Polysaccharide‐based porous biopolymers for enhanced bioaccessibility and bioavailability of bioactive food compounds: Challenges, advances, and opportunities

• Published in: Comprehensive reviews in food science and food safety Vol. 21; no. 6; pp. 4610 - 4639
• Main Authors: Ubeyitogullari, Ali, Ahmadzadeh, Safoura, Kandhola, Gurshagan, Kim, Jin‐Woo
• Format: Journal Article
• Language: English
• Published: United States Wiley Subscription Services, Inc 01.11.2022
• Subjects: Alginic acid; bioaccessibility; Bioactive compounds; Bioavailability; Biological Availability; Biopolymers; Carbon dioxide; Curcumin; Food; Food industry; Freeze drying; Lipophilic; Lycopene; Particle Size; Pectin; Phytosterols; Polysaccharides; Porosity; porous; Porous materials; Resveratrol; Solubilization; Starch - chemistry; bioactive compounds; porous; biopolymers; bioavailability; bioaccessibility
• ISSN: 1541-4337; 1541-4337
• DOI: 10.1111/1541-4337.13049

Bioactive food compounds, such as lycopene, curcumin, phytosterols, and resveratrol, have received great attention due to their potential health benefits.
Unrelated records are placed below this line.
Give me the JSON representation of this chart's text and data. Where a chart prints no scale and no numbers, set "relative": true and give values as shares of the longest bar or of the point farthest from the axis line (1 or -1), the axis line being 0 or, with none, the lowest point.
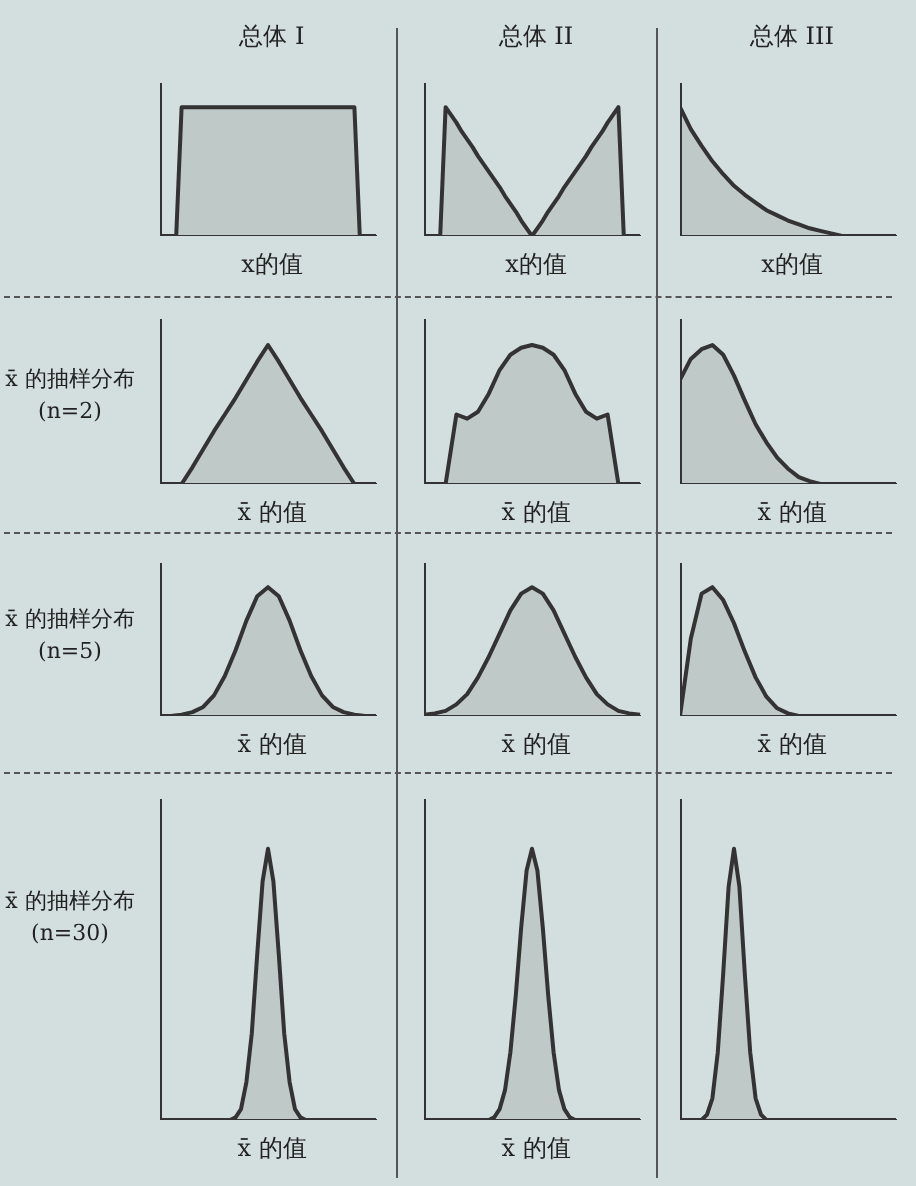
{
  "chart_data": [
    {
      "type": "area",
      "title": "总体 I",
      "xlabel": "x的值",
      "relative": true,
      "tick_labels": false,
      "color": "#333333",
      "categories": [
        null,
        null,
        null,
        null,
        null,
        null,
        null,
        null,
        null,
        null,
        null,
        null,
        null,
        null,
        null,
        null,
        null,
        null,
        null,
        null,
        null,
        null,
        null,
        null,
        null,
        null,
        null,
        null,
        null,
        null,
        null,
        null,
        null,
        null,
        null,
        null,
        null,
        null,
        null,
        null,
        null
      ],
      "values": [
        0,
        0,
        0,
        0,
        1,
        1,
        1,
        1,
        1,
        1,
        1,
        1,
        1,
        1,
        1,
        1,
        1,
        1,
        1,
        1,
        1,
        1,
        1,
        1,
        1,
        1,
        1,
        1,
        1,
        1,
        1,
        1,
        1,
        1,
        1,
        1,
        1,
        0,
        0,
        0,
        0
      ]
    },
    {
      "type": "area",
      "title": "总体 II",
      "xlabel": "x的值",
      "relative": true,
      "tick_labels": false,
      "color": "#333333",
      "categories": [
        null,
        null,
        null,
        null,
        null,
        null,
        null,
        null,
        null,
        null,
        null,
        null,
        null,
        null,
        null,
        null,
        null,
        null,
        null,
        null,
        null,
        null,
        null,
        null,
        null,
        null,
        null,
        null,
        null,
        null,
        null,
        null,
        null,
        null,
        null,
        null,
        null,
        null,
        null,
        null,
        null
      ],
      "values": [
        0,
        0,
        0,
        0,
        1,
        0.94,
        0.88,
        0.81,
        0.75,
        0.69,
        0.62,
        0.56,
        0.5,
        0.44,
        0.38,
        0.31,
        0.25,
        0.19,
        0.12,
        0.06,
        0,
        0.06,
        0.12,
        0.19,
        0.25,
        0.31,
        0.38,
        0.44,
        0.5,
        0.56,
        0.62,
        0.69,
        0.75,
        0.81,
        0.88,
        0.94,
        1,
        0,
        0,
        0,
        0
      ]
    },
    {
      "type": "area",
      "title": "总体 III",
      "xlabel": "x的值",
      "relative": true,
      "tick_labels": false,
      "color": "#333333",
      "categories": [
        null,
        null,
        null,
        null,
        null,
        null,
        null,
        null,
        null,
        null,
        null,
        null,
        null,
        null,
        null,
        null,
        null,
        null,
        null,
        null,
        null
      ],
      "values": [
        1,
        0.83,
        0.7,
        0.58,
        0.48,
        0.39,
        0.32,
        0.26,
        0.2,
        0.16,
        0.12,
        0.09,
        0.06,
        0.04,
        0.02,
        0,
        0,
        0,
        0,
        0,
        0
      ]
    },
    {
      "type": "area",
      "xlabel": "x̄ 的值",
      "annotations": [
        "x̄ 的抽样分布(n=2)"
      ],
      "relative": true,
      "tick_labels": false,
      "color": "#333333",
      "categories": [
        null,
        null,
        null,
        null,
        null,
        null,
        null,
        null,
        null,
        null,
        null,
        null,
        null,
        null,
        null,
        null,
        null,
        null,
        null,
        null,
        null
      ],
      "values": [
        0,
        0,
        0,
        0.12,
        0.25,
        0.38,
        0.5,
        0.62,
        0.75,
        0.88,
        1,
        0.88,
        0.75,
        0.62,
        0.5,
        0.38,
        0.25,
        0.12,
        0,
        0,
        0
      ]
    },
    {
      "type": "area",
      "xlabel": "x̄ 的值",
      "relative": true,
      "tick_labels": false,
      "color": "#333333",
      "categories": [
        null,
        null,
        null,
        null,
        null,
        null,
        null,
        null,
        null,
        null,
        null,
        null,
        null,
        null,
        null,
        null,
        null,
        null,
        null,
        null,
        null
      ],
      "values": [
        0,
        0,
        0,
        0.5,
        0.47,
        0.52,
        0.65,
        0.82,
        0.93,
        0.98,
        1,
        0.98,
        0.93,
        0.82,
        0.65,
        0.52,
        0.47,
        0.5,
        0,
        0,
        0
      ]
    },
    {
      "type": "area",
      "xlabel": "x̄ 的值",
      "relative": true,
      "tick_labels": false,
      "color": "#333333",
      "categories": [
        null,
        null,
        null,
        null,
        null,
        null,
        null,
        null,
        null,
        null,
        null,
        null,
        null,
        null,
        null,
        null,
        null,
        null,
        null,
        null,
        null
      ],
      "values": [
        0.75,
        0.9,
        0.97,
        1,
        0.93,
        0.78,
        0.6,
        0.43,
        0.3,
        0.19,
        0.11,
        0.05,
        0.02,
        0,
        0,
        0,
        0,
        0,
        0,
        0,
        0
      ]
    },
    {
      "type": "area",
      "xlabel": "x̄ 的值",
      "annotations": [
        "x̄ 的抽样分布(n=5)"
      ],
      "relative": true,
      "tick_labels": false,
      "color": "#333333",
      "categories": [
        null,
        null,
        null,
        null,
        null,
        null,
        null,
        null,
        null,
        null,
        null,
        null,
        null,
        null,
        null,
        null,
        null,
        null,
        null,
        null,
        null
      ],
      "values": [
        0,
        0,
        0.01,
        0.03,
        0.07,
        0.16,
        0.31,
        0.51,
        0.74,
        0.93,
        1,
        0.93,
        0.74,
        0.51,
        0.31,
        0.16,
        0.07,
        0.03,
        0.01,
        0,
        0
      ]
    },
    {
      "type": "area",
      "xlabel": "x̄ 的值",
      "relative": true,
      "tick_labels": false,
      "color": "#333333",
      "categories": [
        null,
        null,
        null,
        null,
        null,
        null,
        null,
        null,
        null,
        null,
        null,
        null,
        null,
        null,
        null,
        null,
        null,
        null,
        null,
        null,
        null
      ],
      "values": [
        0.01,
        0.02,
        0.04,
        0.09,
        0.17,
        0.3,
        0.46,
        0.64,
        0.82,
        0.95,
        1,
        0.95,
        0.82,
        0.64,
        0.46,
        0.3,
        0.17,
        0.09,
        0.04,
        0.02,
        0.01
      ]
    },
    {
      "type": "area",
      "xlabel": "x̄ 的值",
      "relative": true,
      "tick_labels": false,
      "color": "#333333",
      "categories": [
        null,
        null,
        null,
        null,
        null,
        null,
        null,
        null,
        null,
        null,
        null,
        null,
        null,
        null,
        null,
        null,
        null,
        null,
        null,
        null,
        null
      ],
      "values": [
        0,
        0.6,
        0.95,
        1,
        0.9,
        0.72,
        0.5,
        0.3,
        0.15,
        0.06,
        0.02,
        0,
        0,
        0,
        0,
        0,
        0,
        0,
        0,
        0,
        0
      ]
    },
    {
      "type": "area",
      "xlabel": "x̄ 的值",
      "annotations": [
        "x̄ 的抽样分布(n=30)"
      ],
      "relative": true,
      "tick_labels": false,
      "color": "#333333",
      "categories": [
        null,
        null,
        null,
        null,
        null,
        null,
        null,
        null,
        null,
        null,
        null,
        null,
        null,
        null,
        null,
        null,
        null,
        null,
        null,
        null,
        null,
        null,
        null,
        null,
        null,
        null,
        null,
        null,
        null,
        null,
        null,
        null,
        null,
        null,
        null,
        null,
        null,
        null,
        null,
        null,
        null
      ],
      "values": [
        0,
        0,
        0,
        0,
        0,
        0,
        0,
        0,
        0,
        0,
        0,
        0,
        0,
        0,
        0.01,
        0.04,
        0.14,
        0.32,
        0.61,
        0.88,
        1,
        0.88,
        0.61,
        0.32,
        0.14,
        0.04,
        0.01,
        0,
        0,
        0,
        0,
        0,
        0,
        0,
        0,
        0,
        0,
        0,
        0,
        0,
        0
      ]
    },
    {
      "type": "area",
      "xlabel": "x̄ 的值",
      "relative": true,
      "tick_labels": false,
      "color": "#333333",
      "categories": [
        null,
        null,
        null,
        null,
        null,
        null,
        null,
        null,
        null,
        null,
        null,
        null,
        null,
        null,
        null,
        null,
        null,
        null,
        null,
        null,
        null,
        null,
        null,
        null,
        null,
        null,
        null,
        null,
        null,
        null,
        null,
        null,
        null,
        null,
        null,
        null,
        null,
        null,
        null,
        null,
        null
      ],
      "values": [
        0,
        0,
        0,
        0,
        0,
        0,
        0,
        0,
        0,
        0,
        0,
        0,
        0,
        0.01,
        0.04,
        0.11,
        0.25,
        0.46,
        0.71,
        0.92,
        1,
        0.92,
        0.71,
        0.46,
        0.25,
        0.11,
        0.04,
        0.01,
        0,
        0,
        0,
        0,
        0,
        0,
        0,
        0,
        0,
        0,
        0,
        0,
        0
      ]
    },
    {
      "type": "area",
      "relative": true,
      "tick_labels": false,
      "color": "#333333",
      "categories": [
        null,
        null,
        null,
        null,
        null,
        null,
        null,
        null,
        null,
        null,
        null,
        null,
        null,
        null,
        null,
        null,
        null,
        null,
        null,
        null,
        null,
        null,
        null,
        null,
        null,
        null,
        null,
        null,
        null,
        null,
        null,
        null,
        null,
        null,
        null,
        null,
        null,
        null,
        null,
        null,
        null
      ],
      "values": [
        0,
        0,
        0,
        0,
        0,
        0.02,
        0.08,
        0.25,
        0.54,
        0.86,
        1,
        0.86,
        0.54,
        0.25,
        0.08,
        0.02,
        0,
        0,
        0,
        0,
        0,
        0,
        0,
        0,
        0,
        0,
        0,
        0,
        0,
        0,
        0,
        0,
        0,
        0,
        0,
        0,
        0,
        0,
        0,
        0,
        0
      ]
    }
  ]
}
However, these bioactive compounds (BCs) have poor chemical stability during processing and low bioavailability after consumption. Several delivery systems have been proposed for enhancing their stability and bioavailability. Among these methods, porous biopolymers have emerged as alternative encapsulation materials, as they have superior properties like high surface area, porosity, and tunable surface chemistry to entrap BCs. This reduces the crystallinity (especially for the lipophilic ones) and particle size, and in turn, increases solubilization and bioavailability. Also, loading BCs into the porous matrix can protect them against environmental stresses such as light, heat, oxygen, and pH. This review introduces polysaccharide‐based porous biopolymers for improving the bioaccessibility/bioavailability of bioactive food compounds and discusses their recent applications in the food industry. First, bioaccessibility and bioavailability are described with a special emphasis on the factors affecting them. Then, porous biopolymer fabrication methods, including supercritical carbon dioxide (SC‐CO2) drying, freeze‐drying, and electrospinning and electrospraying, are thoroughly discussed. Finally, common polysaccharide‐based biopolymers (i.e., starch, nanocellulose, alginate, and pectin) used for generating porous materials are reviewed, and their current and potential future food applications are critically discussed.